Felix spricht in seiner Predigt darüber, in welch schlechten Zustand die Erwachsenen die Welt gebracht haben. Er legt dar, dass er eine Lösung für die Missstände der Welt ausgedacht habe, nämlich das Pflanzen von Bäumen. Er erzählt, dass er eine weltweit vernetzte Kinderorganisation aufgebaut hat, die inzwischen schon viele Millionen Bäume pflanzte . Was er strikt vermeidet, ist jegliches Erklären, wie seine Projekte konkret verwirklicht werden. Ich stellte mir vor, dass 150 Bäume, die jeder einzelne Mensch auf der Welt pflanzen soll, damit die Welt gerettet würde, eine ganz schöne Fläche brauchen. Wer stellt die Fläche zur Verfügung? Oder werden einfach im nächst besten Wald Bäume gepflanzt, da wo der Förster es sowieso vor hat? Was sagen die "Spekulanten", die für Felix die Verkörperung des Bösen sind, dazu, wenn auf Flächen, die z. B. für nachwachsende Rohstoffe vorbehalten sind, nun auf einmal ein Wäldchen wächst? Auch fragte ich mich, warum in meiner näheren Umgebung noch keine Kinder einen Wald gepflanzt haben - jedenfalls habe ich nichts davon gemerkt -, obwohl nach Felixens Vorstellung die Kunde vom Pflanzen der Bäume sich wie ein Lauffeuer um die ganze Erde nach dem Prinzip der Potenzrechnung verbreitet hat: Jeder überzeugt zwei Menschen, diese wiederum zwei andere, und in 32 Monaten sind schon mehr Menschen, als die Erde überhaupt hat, vom Baumpflanzen überzeugt. Das erinnerte mich an die Briefe, die ich als Kind oft bekam. Man sollte an fünf Freunde den Brief weiterleiten, und dem letzten auf der Liste eine Ansichtskarte schicken, und in Kürze hätte ich dann 125 (?) Ansichtskarten. Ich habe sogar einmal eine einzige Ansichtskarte bekommen. In dem Zusammenhang fiel ein bezeichnender Satz, der Felix Denkweise und leider auch diejenige vieler Menschen mit einer simplen Weltanschauung kennzeichnet: Es würde nur 32 Monate dauern, bis 8 Milliarden Menschen überzeugt sind und alle das Gleiche denken.

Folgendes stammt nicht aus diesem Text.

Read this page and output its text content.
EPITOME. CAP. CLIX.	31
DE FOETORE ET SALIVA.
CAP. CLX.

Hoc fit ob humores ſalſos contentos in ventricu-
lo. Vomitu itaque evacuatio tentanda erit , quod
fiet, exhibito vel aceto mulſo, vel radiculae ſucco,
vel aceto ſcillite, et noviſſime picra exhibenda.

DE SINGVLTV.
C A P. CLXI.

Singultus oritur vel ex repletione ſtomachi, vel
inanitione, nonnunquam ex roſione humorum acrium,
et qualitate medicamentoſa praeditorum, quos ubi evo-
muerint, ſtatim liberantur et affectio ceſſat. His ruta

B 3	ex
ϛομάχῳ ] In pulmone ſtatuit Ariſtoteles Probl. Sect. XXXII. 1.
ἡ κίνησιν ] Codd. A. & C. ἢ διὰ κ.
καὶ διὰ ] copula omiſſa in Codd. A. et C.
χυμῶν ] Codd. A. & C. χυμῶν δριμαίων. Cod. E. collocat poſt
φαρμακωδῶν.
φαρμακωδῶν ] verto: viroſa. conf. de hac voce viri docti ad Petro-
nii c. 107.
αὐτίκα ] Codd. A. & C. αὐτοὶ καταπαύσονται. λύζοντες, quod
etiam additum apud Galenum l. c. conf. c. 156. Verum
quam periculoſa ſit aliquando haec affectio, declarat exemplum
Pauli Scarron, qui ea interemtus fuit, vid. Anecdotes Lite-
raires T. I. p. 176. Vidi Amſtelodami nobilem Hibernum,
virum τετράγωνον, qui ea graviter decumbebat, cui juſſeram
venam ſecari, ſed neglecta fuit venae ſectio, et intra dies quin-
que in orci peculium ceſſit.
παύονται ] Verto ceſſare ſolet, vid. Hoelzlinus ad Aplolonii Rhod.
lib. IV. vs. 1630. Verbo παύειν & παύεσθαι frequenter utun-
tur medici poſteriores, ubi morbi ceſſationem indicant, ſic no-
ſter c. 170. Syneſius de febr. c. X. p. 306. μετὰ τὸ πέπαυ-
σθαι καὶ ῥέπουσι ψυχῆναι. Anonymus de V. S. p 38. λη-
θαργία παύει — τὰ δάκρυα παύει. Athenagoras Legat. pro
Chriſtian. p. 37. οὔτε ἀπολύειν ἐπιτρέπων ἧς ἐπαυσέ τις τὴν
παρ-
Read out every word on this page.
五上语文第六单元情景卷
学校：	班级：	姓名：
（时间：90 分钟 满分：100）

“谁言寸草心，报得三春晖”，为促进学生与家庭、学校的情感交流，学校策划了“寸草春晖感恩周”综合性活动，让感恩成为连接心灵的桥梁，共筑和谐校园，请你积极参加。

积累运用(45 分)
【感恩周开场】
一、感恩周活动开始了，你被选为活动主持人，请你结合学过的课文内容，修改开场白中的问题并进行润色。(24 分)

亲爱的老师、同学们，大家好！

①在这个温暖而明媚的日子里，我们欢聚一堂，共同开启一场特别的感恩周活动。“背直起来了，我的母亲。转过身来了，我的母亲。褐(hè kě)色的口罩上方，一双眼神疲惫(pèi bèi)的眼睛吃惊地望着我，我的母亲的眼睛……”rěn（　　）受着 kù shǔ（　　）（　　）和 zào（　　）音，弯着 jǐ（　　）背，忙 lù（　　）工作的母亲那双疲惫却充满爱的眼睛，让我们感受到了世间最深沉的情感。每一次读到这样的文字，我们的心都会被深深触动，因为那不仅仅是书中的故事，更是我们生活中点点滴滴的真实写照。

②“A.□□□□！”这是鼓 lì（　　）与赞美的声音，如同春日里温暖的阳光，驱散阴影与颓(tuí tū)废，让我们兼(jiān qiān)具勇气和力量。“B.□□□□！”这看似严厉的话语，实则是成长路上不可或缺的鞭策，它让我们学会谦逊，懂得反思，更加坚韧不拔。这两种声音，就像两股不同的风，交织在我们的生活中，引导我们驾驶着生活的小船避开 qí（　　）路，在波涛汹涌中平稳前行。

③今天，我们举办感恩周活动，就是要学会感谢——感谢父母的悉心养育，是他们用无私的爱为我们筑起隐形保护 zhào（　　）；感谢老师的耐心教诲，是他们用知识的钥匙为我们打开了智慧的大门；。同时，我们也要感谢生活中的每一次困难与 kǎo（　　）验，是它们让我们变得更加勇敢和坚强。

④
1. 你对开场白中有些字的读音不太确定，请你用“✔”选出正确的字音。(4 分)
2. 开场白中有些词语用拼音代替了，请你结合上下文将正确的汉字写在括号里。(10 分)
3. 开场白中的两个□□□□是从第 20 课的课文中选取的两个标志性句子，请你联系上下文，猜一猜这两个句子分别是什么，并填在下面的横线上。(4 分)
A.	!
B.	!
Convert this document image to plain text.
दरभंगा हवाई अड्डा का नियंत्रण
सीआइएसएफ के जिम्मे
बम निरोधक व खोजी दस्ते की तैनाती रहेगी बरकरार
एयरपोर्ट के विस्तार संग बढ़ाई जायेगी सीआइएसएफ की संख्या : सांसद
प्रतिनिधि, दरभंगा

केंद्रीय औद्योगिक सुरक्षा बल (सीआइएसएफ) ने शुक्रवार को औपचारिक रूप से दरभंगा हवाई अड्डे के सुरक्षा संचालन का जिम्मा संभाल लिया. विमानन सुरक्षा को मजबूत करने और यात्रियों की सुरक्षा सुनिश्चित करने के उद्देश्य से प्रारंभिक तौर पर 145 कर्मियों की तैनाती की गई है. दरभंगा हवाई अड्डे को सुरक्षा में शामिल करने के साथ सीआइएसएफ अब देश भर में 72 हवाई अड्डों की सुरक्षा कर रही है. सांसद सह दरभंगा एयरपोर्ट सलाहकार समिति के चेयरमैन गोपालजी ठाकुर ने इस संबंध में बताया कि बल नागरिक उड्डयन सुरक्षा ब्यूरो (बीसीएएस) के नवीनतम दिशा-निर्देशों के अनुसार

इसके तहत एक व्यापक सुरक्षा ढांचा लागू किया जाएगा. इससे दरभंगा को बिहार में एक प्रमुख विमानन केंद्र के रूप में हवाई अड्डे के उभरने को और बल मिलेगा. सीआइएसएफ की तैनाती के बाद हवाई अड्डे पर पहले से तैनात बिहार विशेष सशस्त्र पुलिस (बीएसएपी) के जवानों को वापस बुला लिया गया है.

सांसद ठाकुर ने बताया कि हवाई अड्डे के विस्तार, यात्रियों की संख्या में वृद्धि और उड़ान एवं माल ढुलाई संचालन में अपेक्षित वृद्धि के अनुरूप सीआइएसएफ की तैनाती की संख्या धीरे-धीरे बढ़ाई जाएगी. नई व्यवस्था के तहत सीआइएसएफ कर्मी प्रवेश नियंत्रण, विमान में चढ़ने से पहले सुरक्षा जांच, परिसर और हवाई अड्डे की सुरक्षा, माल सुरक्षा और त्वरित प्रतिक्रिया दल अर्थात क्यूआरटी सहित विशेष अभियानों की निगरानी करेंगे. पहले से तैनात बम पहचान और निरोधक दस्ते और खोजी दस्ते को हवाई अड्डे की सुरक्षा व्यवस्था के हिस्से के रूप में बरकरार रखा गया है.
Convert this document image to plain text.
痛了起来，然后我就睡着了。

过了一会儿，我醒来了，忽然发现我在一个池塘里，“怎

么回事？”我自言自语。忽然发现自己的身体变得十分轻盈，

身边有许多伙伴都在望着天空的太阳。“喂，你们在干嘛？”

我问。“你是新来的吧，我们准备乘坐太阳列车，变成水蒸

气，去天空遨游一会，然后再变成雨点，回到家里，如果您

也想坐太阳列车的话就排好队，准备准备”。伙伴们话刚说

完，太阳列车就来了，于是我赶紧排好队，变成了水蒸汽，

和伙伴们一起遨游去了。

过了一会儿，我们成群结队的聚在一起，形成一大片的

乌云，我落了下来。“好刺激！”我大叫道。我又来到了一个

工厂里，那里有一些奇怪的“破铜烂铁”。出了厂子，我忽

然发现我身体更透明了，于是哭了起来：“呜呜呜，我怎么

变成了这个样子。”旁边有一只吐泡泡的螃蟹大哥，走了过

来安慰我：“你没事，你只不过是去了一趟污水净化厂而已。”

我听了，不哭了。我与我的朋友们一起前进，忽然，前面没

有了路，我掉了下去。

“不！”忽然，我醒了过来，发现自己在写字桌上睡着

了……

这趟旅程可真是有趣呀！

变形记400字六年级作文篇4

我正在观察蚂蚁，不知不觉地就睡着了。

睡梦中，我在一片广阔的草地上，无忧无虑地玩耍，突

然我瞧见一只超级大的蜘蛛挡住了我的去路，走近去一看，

Felix Idee vom Pflanzen der Bäume fand ich nicht das Bedenkliche an der Kanzelrede. Sondern seine Einteilung der Welt in Gut und Böse und die Forderung nach einem einheitlich-totalitärem Denken. Felix weiß was gut und böse ist, und deshalb sollen wir alle Felix nachfolgen. Da frage ich mich, was Felix mit denen machen würde, die sich weigern, so wie er und die angedachten 8 Milliarden Menschen zu denken.

Er spricht von Kindern, die sich ständig Fragen stellen, warum die Erwachsenen versagen und von Erwachsenen, die "nichts" tun. "Wir Kinder und Jugendliche fragen uns .....", sagt er oft. Es gibt schlimme Banker, für die man sich schämen müsse, Spekulanten, die keine Existenzberechtigung hätten, der "Markt", der es nicht schafft, die Armen aus der Armut zu holen. Die besonderen Feinde wären die "Lobbyisten", was immer man sich darunter vorstellen mag. Dass Felix selbst ein Lobbyist für das Bäumepflanzen ist, schien ihm nicht bewusst zu sein.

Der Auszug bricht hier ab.